Rien que depuis le 27 avril à ce jour, nous sommes 38 femmes à avoir été agressées pour tenter de défendre la liberté de nous gouverner selon notre histoire et notre culture ; nous savons aussi que dans toute la région bien des nôtres ont été agressées sous prétexte de conflits internes, la femme triqui est transformée en butin de guerre. Aujourd’hui, nous crions YA BASTA ! Que ce soit un « ya basta ! » qui pénètre toute notre région et tout spécialement le cœur de nos sœurs triquis afin que, selon notre coutume, nous prenions en nos mains le destin de nos villages ; nous sommes celles qui pourront avec notre tendresse et notre amour libérer notre peuple du joug de l’étranger, qui, sans connaître notre histoire, s’est consacré depuis des décennies à piétiner notre dignité. Et, disons-le clairement, nous devons aussi nous libérer de ceux qui, étant indigènes, renient leur histoire ou la méconnaissent et louent leur service de tueurs à gages pour massacrer notre peuple. Ceci a été démontré quand, usant du fallacieux prétexte de l’assassinat d’un chef paramilitaire dans notre communauté, des centaines de policiers ont pu cette fois-ci entrer à San Juan Copala. Pourquoi alors la ministre de la justice de l’Etat n’a-elle pas trouvé dangereux d’entrer à Copala ? [1] Comble de cynisme ce furent ces policiers sous le commandement de Jorge Quezada qui ont pris le palais municipal pour le remettre aux paramilitaires de l’UBISORT, et ce furent les balles tirées par des policiers et des paramilitaires qui ont gravement blessé nos compagnes Adela et Selena, âgées de 14 et 17 ans.

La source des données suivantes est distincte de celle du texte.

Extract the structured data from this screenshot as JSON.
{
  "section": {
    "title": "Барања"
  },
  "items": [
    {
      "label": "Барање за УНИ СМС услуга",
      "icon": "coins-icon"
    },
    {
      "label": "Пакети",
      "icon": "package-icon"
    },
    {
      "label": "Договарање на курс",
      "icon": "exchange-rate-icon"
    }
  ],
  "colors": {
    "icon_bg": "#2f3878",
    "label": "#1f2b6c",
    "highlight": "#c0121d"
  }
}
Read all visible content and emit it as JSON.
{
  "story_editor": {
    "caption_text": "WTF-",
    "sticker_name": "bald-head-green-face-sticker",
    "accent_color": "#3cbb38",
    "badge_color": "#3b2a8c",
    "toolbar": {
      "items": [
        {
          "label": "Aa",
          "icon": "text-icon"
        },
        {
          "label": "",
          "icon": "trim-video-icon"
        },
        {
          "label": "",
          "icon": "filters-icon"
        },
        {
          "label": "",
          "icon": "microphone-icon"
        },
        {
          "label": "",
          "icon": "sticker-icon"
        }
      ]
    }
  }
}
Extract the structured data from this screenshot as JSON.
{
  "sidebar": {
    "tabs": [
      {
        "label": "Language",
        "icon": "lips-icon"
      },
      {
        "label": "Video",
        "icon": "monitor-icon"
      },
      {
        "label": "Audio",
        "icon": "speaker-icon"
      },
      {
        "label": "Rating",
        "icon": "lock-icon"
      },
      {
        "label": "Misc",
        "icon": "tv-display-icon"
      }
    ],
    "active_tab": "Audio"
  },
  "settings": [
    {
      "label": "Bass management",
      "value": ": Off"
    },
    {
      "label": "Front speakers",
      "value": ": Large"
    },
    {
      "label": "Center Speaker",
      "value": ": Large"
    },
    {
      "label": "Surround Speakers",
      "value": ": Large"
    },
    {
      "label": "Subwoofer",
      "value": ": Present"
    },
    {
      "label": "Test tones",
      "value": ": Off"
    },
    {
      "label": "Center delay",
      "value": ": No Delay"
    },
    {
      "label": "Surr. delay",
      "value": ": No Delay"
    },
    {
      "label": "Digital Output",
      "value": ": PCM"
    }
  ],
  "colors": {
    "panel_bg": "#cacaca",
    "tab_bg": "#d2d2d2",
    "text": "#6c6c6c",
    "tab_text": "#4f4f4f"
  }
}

Aujourd’hui, en réponse à tant de violence, nous nous installons pour un temps indéfini sur la grande place de la capitale et nous ne nous en retirerons pas. Nous occuperons cette place tant que les conditions ne seront pas réunies dans notre communauté afin que nos compagnons et nos compagnes, qui sont exilés dans notre village, puissent continuer à y vivre. Nous demandons le soutien des compañeros des différentes organisations solidaires ainsi que la vigilance des compañeros des organismes de droits humains non officiels car nous pensons que la persécution dont nous sommes l’objet de la part du mauvais gouvernement peut aussi s’exercer en ce lieu. Nous informerons en permanence de tout ce qui arrivera dans notre région et nous ne nous retirerons que lorsque les criminels qui sèment la douleur dans notre village seront arrêtés et que l’on pourra se déplacer librement à San Juan Copala.
ILS ONT PEUR DE NOUS CAR NOUS N’AVONS PAS PEUR
FEMMES DE SAN JUAN COPALA EN RESISTANCE
II
Mariana
Il n’entrait pas jusqu’à présent dans les mœurs du peuple triqui, pris dans le feu tourbillonnant de la vendetta allumé par le mauvais gouvernement de tirer sur les femmes. Maintenant les jeunes filles ou les jeunes femmes sont abattues, qui osent défier les escadrons de la mort. Quand, au début du mois d’août, les paramilitaires appuyés par une centaine de policiers ont cherché à s’emparer du palais municipal de San Juan Copala, les femmes désarmées ont fait bloc pour les empêcher d’entrer, les policiers et les paramilitaires leur ont tiré dessus. Selena et Adela, les deux sœurs, n’ont pas eu le temps de s’abriter, peut-être ont-elles marqué un temps d’hésitation, un millième de seconde d’incompréhension, Adela, la plus jeune, 14 ans, se trouve paralysée, une balle dans la colonne vertébrale. De l’hôpital d’Oaxaca, elle a été transportée à Mexico dans l’espoir d’une opération chirurgicale, les chirurgiens ne tenteront pas cette opération, trop délicate, alors les Etats-Unis ? Cuba ? L’espoir s’éloigne.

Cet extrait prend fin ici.